|
|
ARTIK UÇAKTA ACİL HASTAYA MÜDAHALE ETMEK YASAK MI?
|
|
|
|
|
Şükrü Kızılot'un 9 Nisan 2014 tarihli Hürriyet gazetesinde yayınlanan köşe yazısından bir bölüm: "Halk arasında 'Torba Kanun' olarak adlandırılan, 6514 sayılı Kanun’un 20. maddesi ile TSK muharip unsurlarından ve Emniyet Genel Müdürlüğü Özel Harekât Başkanlığı’nın görevlendirdiği personel, sağlık personeli yokluğunda acil tıbbi müdahaleleri yapmaya yetkili olacak. Eğer doktor çalıştığı hastane dışında tıbbi müdahalede bulunursa (acil bir durum olsa dahi), o sağlık kuruluşu yetkilisine 1 yıldan 3 yıla kadar hapis, 400 bin lira ile 2 milyon lira arasında adli para cezası uygulanacak.
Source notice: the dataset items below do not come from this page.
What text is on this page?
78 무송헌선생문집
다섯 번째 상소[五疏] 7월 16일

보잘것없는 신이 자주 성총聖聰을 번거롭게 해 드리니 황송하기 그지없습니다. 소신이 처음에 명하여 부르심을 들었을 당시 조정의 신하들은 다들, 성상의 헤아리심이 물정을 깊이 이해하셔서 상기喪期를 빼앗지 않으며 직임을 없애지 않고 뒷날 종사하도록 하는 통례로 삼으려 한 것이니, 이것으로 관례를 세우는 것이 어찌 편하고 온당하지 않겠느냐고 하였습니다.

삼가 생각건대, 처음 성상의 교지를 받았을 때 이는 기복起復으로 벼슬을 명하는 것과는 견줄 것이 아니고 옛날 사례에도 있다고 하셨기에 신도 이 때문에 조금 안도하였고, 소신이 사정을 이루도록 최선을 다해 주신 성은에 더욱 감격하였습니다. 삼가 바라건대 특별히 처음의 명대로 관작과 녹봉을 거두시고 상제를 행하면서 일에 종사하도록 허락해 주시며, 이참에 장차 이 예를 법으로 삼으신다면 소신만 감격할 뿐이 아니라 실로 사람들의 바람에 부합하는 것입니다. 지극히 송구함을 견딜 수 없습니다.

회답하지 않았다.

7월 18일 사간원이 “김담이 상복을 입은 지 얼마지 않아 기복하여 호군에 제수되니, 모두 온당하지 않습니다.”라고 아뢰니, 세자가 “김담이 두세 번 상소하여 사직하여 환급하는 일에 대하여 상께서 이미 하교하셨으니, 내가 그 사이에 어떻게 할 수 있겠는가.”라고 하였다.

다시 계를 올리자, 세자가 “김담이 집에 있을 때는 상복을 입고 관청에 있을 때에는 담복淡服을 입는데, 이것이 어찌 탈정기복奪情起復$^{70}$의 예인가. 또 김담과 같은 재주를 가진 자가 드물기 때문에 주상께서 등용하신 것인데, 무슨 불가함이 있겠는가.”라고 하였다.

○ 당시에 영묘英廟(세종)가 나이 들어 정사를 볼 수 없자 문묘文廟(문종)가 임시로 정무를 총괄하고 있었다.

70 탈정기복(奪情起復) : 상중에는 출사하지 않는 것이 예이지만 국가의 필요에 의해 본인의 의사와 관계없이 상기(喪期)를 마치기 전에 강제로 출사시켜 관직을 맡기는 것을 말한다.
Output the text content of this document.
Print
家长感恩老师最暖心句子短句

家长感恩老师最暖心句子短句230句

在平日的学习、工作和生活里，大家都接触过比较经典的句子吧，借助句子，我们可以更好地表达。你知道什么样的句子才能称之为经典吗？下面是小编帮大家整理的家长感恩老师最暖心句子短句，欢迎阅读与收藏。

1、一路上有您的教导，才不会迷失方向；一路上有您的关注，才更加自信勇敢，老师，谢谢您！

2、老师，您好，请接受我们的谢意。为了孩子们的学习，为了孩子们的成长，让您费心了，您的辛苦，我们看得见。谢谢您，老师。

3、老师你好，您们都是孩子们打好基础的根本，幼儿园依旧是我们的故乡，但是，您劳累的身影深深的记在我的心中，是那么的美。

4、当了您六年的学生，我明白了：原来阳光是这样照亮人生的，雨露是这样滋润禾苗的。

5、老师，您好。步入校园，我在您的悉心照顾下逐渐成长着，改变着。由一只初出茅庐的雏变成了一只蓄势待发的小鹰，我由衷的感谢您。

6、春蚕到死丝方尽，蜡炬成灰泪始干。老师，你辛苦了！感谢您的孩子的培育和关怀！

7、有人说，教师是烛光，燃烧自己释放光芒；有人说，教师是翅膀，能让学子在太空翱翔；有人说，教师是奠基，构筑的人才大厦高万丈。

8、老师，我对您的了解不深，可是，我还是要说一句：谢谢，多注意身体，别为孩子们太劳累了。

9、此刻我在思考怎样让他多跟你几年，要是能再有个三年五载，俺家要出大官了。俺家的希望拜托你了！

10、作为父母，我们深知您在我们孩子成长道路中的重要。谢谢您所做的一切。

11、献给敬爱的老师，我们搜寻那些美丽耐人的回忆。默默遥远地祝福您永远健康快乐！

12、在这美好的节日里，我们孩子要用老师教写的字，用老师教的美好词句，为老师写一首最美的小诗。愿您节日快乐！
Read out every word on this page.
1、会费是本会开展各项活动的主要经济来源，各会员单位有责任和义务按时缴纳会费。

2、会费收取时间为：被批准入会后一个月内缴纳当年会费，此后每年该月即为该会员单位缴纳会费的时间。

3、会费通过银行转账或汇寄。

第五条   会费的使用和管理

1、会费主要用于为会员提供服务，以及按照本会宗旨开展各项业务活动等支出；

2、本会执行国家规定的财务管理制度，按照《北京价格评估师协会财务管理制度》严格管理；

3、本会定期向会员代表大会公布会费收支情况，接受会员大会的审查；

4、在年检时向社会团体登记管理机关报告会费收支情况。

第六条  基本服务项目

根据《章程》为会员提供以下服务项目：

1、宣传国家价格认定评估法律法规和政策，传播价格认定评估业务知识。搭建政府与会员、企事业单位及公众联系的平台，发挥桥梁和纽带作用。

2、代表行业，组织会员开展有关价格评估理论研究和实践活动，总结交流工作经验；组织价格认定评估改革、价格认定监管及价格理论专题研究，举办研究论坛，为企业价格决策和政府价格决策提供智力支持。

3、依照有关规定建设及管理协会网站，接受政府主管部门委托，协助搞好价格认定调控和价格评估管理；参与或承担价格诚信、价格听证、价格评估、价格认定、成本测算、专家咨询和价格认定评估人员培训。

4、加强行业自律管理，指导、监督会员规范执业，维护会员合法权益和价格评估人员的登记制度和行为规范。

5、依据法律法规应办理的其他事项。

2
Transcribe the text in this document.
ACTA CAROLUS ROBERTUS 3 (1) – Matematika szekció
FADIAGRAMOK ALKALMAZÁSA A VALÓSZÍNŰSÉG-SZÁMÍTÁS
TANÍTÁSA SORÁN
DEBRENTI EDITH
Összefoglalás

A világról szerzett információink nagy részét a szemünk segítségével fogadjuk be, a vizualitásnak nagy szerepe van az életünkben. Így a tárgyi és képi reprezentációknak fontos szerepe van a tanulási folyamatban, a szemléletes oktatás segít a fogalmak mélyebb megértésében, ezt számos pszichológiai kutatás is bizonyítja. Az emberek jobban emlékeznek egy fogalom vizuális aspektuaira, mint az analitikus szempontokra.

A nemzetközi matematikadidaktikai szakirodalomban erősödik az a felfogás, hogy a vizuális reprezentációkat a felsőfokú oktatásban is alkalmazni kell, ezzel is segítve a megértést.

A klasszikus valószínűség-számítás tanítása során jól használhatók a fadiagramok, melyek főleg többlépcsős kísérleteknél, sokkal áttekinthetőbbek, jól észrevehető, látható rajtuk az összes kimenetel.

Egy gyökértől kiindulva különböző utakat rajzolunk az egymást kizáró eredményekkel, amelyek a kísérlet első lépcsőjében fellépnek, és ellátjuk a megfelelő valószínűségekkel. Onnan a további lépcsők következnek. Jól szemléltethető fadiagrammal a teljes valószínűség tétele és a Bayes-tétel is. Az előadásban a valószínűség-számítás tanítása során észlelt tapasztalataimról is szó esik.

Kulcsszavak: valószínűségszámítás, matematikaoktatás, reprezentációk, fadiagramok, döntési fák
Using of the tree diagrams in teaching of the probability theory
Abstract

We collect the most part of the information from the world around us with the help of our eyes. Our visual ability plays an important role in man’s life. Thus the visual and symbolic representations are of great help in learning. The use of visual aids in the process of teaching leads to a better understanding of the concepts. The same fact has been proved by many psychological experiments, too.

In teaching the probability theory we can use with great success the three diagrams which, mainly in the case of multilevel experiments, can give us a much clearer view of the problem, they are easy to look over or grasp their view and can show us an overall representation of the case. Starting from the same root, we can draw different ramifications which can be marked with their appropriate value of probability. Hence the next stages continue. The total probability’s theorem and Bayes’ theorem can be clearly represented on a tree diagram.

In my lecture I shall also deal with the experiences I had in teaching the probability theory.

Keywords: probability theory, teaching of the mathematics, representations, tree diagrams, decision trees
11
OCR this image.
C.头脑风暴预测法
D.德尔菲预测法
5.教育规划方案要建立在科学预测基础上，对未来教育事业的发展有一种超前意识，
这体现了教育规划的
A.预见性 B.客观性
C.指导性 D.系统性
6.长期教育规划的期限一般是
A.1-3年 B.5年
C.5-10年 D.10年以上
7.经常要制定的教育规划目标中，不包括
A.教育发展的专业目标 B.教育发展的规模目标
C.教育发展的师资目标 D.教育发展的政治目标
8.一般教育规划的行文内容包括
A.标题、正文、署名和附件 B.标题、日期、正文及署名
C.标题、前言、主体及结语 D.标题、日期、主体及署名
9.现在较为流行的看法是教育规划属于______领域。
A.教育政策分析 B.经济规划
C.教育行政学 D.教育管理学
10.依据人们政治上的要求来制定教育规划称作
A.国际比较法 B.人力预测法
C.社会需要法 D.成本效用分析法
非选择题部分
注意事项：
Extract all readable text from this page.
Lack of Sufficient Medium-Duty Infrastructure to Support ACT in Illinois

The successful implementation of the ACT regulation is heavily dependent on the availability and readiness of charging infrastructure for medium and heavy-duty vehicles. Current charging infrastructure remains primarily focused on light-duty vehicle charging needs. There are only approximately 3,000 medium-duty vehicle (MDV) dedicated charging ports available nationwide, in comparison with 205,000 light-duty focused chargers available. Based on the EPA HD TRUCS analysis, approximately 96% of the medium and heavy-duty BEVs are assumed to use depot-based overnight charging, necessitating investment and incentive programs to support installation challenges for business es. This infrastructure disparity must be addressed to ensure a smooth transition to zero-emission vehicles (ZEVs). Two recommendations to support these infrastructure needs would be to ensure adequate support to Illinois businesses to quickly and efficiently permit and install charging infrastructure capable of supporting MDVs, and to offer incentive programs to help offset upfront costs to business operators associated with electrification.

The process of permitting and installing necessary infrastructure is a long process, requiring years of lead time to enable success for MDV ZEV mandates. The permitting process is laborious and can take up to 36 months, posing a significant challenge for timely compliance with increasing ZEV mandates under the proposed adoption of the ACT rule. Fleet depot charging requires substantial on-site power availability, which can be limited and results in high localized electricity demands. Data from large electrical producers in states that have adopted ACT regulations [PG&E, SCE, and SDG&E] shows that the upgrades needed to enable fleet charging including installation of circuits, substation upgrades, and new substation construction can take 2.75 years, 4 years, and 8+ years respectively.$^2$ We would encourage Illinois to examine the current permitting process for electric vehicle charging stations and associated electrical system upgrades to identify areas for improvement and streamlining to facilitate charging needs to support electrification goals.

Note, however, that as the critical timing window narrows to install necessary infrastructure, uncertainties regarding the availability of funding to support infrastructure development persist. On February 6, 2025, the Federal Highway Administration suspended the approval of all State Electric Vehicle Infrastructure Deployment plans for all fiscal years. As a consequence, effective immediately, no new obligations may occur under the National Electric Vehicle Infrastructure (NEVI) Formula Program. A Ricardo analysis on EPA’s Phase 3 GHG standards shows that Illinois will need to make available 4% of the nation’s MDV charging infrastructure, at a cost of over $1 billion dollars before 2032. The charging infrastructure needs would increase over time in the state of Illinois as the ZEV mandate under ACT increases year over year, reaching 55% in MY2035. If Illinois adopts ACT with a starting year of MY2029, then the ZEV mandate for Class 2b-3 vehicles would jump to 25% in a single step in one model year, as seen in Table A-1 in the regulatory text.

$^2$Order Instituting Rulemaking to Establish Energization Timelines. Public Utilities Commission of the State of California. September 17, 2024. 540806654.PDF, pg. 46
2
Bu para ödenmezse, ayrıca 54 yıla kadar hapis cezası uygulanacak!.. Uçakta acil bir durum olduğunda, tıbbi müdahalede bulunan doktor çıra gibi yanacak. O nedenle “Uçakta doktor var mı?” anonsuna bundan sonra doktorlar zor cevap verir! Bu durumda “Uçakta özel harekâtçı polis veya asker var mı?” diye anonslar yapılırsa hiç şaşırmayalım! Görüldüğü gibi, müdahale tıp doktoru tarafından yapıldığında Kırk katır mı kırk satır mı? denilecek kadar cezalar var. Polis veya asker tıbbi müdahalede bulunursa ceza yok!" (http://www.hurriyet.com.tr/yazarlar/26182526.asp)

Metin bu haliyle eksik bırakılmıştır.